Three arms of the business are all in growing parts of the rail freight sector. As well as the established rolling stock movement business, the company also has its successful Traxion arm for storage and stabling. It is about to enter the fast-developing light goods and logistics market with its Orion brand – a high-speed version of the traditional dedicated parcels train. And last but not least, the business has just put pen to paper to take delivery of a fleet of thirty, tri-mode locomotives from Stadler, designated class 93.
Supporting specialist rail operations
STAR Is not a newcomer to the railway industry. The investment house has previous investment experience in rail-transport, notably for stakes in Eversholt Rail Group in the UK and Abellio GmbH in Germany. They say their involvement with Rail Operation (UK) will not only expand their own experience, but help with accelerating the modal shift from air and road to rail by offering fast, cost effective and environmentally-friendly solutions.

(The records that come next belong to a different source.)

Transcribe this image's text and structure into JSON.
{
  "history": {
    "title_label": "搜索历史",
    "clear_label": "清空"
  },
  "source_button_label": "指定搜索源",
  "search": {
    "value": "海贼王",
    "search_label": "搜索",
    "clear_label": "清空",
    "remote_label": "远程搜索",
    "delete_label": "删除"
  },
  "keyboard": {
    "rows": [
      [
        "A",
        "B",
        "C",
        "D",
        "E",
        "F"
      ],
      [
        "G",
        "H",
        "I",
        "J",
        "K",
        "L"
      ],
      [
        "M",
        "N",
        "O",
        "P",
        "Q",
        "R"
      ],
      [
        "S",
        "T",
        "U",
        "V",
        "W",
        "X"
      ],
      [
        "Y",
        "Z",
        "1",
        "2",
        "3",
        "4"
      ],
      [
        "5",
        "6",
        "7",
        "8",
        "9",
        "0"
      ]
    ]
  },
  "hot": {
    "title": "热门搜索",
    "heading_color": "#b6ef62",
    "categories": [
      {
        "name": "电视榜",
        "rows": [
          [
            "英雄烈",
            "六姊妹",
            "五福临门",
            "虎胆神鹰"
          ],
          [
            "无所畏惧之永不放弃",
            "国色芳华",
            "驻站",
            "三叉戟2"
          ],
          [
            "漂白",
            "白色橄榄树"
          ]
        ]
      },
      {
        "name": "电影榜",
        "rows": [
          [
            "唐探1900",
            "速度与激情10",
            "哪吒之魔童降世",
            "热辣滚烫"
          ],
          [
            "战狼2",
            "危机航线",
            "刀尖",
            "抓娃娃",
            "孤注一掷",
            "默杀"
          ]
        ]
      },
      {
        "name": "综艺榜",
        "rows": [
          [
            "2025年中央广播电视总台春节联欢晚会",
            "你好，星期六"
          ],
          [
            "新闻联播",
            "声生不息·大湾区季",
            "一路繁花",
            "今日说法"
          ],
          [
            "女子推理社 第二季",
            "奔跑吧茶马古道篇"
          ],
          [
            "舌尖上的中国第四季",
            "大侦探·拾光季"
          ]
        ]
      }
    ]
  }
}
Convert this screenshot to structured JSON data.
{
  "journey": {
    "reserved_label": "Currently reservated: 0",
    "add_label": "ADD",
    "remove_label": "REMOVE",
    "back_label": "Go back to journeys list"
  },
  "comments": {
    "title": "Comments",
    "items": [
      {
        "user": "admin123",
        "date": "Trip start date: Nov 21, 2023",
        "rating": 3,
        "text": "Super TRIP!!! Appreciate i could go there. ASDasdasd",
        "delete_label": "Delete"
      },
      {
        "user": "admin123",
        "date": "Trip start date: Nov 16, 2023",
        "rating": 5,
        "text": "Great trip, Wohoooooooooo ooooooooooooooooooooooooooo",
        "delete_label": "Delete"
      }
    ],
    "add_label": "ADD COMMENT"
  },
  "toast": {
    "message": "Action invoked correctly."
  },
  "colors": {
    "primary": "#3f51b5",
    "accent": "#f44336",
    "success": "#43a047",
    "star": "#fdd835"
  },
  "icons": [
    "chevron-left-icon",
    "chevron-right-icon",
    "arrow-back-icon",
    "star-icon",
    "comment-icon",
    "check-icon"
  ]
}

The investment house is planning to work closely with the operator. Paul Gough, a managing partner with STAR, said the firm matched all their expectations and aspirations. “We believe it exhibits several characteristics that STAR looks for in a platform investment, including a strong reputation as a high-quality, safety-conscious service provider, supporting critical rail operations across the UK. We are excited to partner with management to help the company continue to grow by providing innovative, cost-effective and increasingly environmentally-friendly solutions for its customers.”
Net-zero carbon targets
Commenting on the deal, Karl Watts, chief executive officer of Rail Operations (UK), said the company would throttle ahead. “The growth capital from STAR will enable the Group to widen its service offering and cement further its reputation as a high-quality, safety-focused solutions provider to our customers. We look forward to playing a significant part in assisting the UK to meeting its net-zero carbon targets.”

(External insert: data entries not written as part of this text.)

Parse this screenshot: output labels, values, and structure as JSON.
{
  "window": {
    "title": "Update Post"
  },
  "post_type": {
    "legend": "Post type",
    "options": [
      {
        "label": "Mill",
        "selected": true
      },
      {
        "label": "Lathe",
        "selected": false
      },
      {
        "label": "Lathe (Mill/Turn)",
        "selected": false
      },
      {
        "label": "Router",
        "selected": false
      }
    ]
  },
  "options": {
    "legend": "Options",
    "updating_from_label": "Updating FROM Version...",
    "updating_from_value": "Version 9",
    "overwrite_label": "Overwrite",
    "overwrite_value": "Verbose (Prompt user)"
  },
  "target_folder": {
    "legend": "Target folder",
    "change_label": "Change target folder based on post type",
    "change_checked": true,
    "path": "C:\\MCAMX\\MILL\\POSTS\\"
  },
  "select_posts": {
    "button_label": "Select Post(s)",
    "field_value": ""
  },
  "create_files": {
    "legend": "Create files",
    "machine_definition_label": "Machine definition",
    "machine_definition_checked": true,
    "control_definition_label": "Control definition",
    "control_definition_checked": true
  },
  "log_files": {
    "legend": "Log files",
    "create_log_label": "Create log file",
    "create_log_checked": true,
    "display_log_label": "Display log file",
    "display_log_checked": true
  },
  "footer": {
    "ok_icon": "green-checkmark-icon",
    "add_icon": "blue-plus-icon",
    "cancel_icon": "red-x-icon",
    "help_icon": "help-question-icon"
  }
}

Part of that decarbonisation agenda will be answered by a deal concluded at the same time as the financial arrangements. The group have signed a framework agreement with manufacturer Stadler for the supply of thirty class 93 designated tri-mode locomotives. Delivery of the fleet begins with the first ten due in early 2023.

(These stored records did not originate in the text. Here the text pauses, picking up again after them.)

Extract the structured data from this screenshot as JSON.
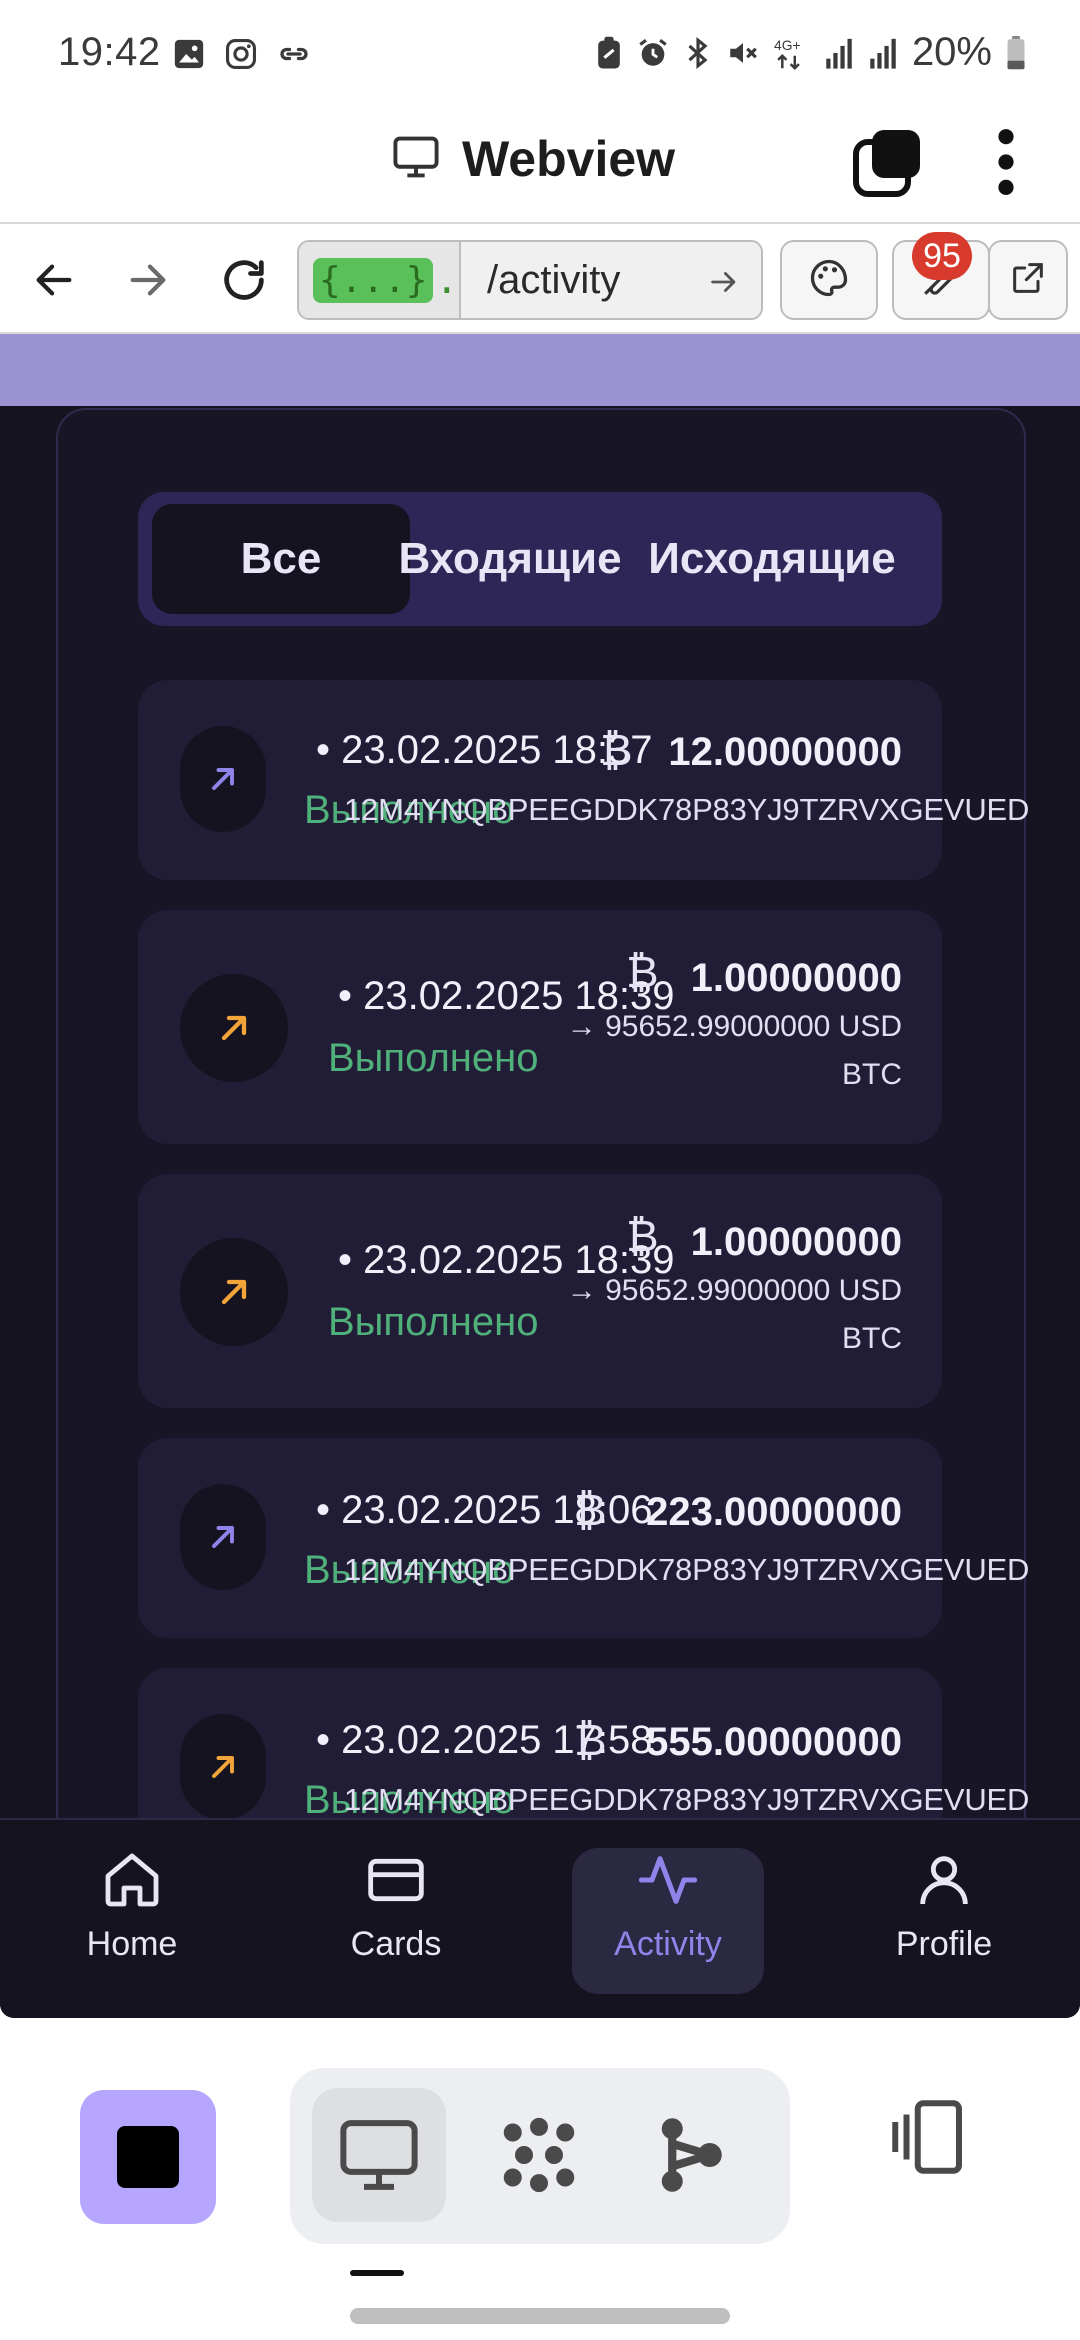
{
  "status_bar": {
    "time": "19:42",
    "battery_text": "20%",
    "network_label": "4G+",
    "left_icons": [
      "image-icon",
      "instagram-icon",
      "link-icon"
    ],
    "right_icons": [
      "lock-note-icon",
      "alarm-icon",
      "bluetooth-icon",
      "mute-icon",
      "network-4g-icon",
      "signal-icon",
      "signal-icon",
      "battery-icon"
    ]
  },
  "app_header": {
    "title": "Webview",
    "icons": [
      "monitor-icon",
      "tabs-stack-icon",
      "more-vert-icon"
    ]
  },
  "toolbar": {
    "host_badge": "{...}",
    "host_text": ".rep",
    "path": "/activity",
    "devtools_badge": "95",
    "icons": [
      "back-arrow-icon",
      "forward-arrow-icon",
      "reload-icon",
      "go-arrow-icon",
      "palette-icon",
      "tools-icon",
      "open-external-icon"
    ]
  },
  "filter_tabs": {
    "items": [
      "Все",
      "Входящие",
      "Исходящие"
    ],
    "active": "Все"
  },
  "transactions": [
    {
      "date": "• 23.02.2025 18:37",
      "status": "Выполнено",
      "currency_symbol": "₿",
      "amount": "12.00000000",
      "address": "12M4YNQBPEEGDDK78P83YJ9TZRVXGEVUED",
      "direction_color": "#8f84ea"
    },
    {
      "date": "• 23.02.2025 18:39",
      "status": "Выполнено",
      "currency_symbol": "₿",
      "amount": "1.00000000",
      "conversion": "→ 95652.99000000 USD",
      "asset": "BTC",
      "direction_color": "#f1a43a"
    },
    {
      "date": "• 23.02.2025 18:39",
      "status": "Выполнено",
      "currency_symbol": "₿",
      "amount": "1.00000000",
      "conversion": "→ 95652.99000000 USD",
      "asset": "BTC",
      "direction_color": "#f1a43a"
    },
    {
      "date": "• 23.02.2025 18:06",
      "status": "Выполнено",
      "currency_symbol": "₿",
      "amount": "223.00000000",
      "address": "12M4YNQBPEEGDDK78P83YJ9TZRVXGEVUED",
      "direction_color": "#8f84ea"
    },
    {
      "date": "• 23.02.2025 17:58",
      "status": "Выполнено",
      "currency_symbol": "₿",
      "amount": "555.00000000",
      "address": "12M4YNQBPEEGDDK78P83YJ9TZRVXGEVUED",
      "direction_color": "#f1a43a"
    }
  ],
  "bottom_nav": {
    "items": [
      {
        "label": "Home",
        "icon": "home-icon"
      },
      {
        "label": "Cards",
        "icon": "card-icon"
      },
      {
        "label": "Activity",
        "icon": "activity-icon"
      },
      {
        "label": "Profile",
        "icon": "profile-icon"
      }
    ],
    "active": "Activity",
    "active_color": "#8f84ea"
  },
  "dock": {
    "icons": [
      "stop-icon",
      "monitor-icon",
      "grid-dots-icon",
      "share-node-icon",
      "split-screen-icon"
    ],
    "accent": "#b6a6ff"
  }
}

Class 93 tri-mode green credentials
The Class 93 tri-mode locomotives primarily move on overhead electric supply, but are also equipped with battery and an on-board diesel engine. The advanced locomotives will significantly reduce CO2 emissions for both rail freight and potentially passenger transport services.
Watts says the motive power deal is a clear example of how the rail industry has acted very positively in understanding its role in reducing carbon emissions. “The class 93 fleet, with its array of green credentials, will allow us to lead the way in supporting the rail industry deliver its decarbonisation targets”, he says. “With its impressive state-of-the-art specification, the class 93s also allow us to develop new markets and modernise many aspects of UK train operations.”
Stadler, which will build the locomotives in Spain, has an eye on further commissions. Iñigo Parra, the CEO of Stadler Valencia, did a quick sales pitch.“The innovative and cost-effective solution will provide environmentally-friendly rail transport services, supporting national decarbonisation strategies and promoting modal shift to rail”. Stadler has been building up its manufacturing capacity in the past year, such as with further development at its site in Switzerland.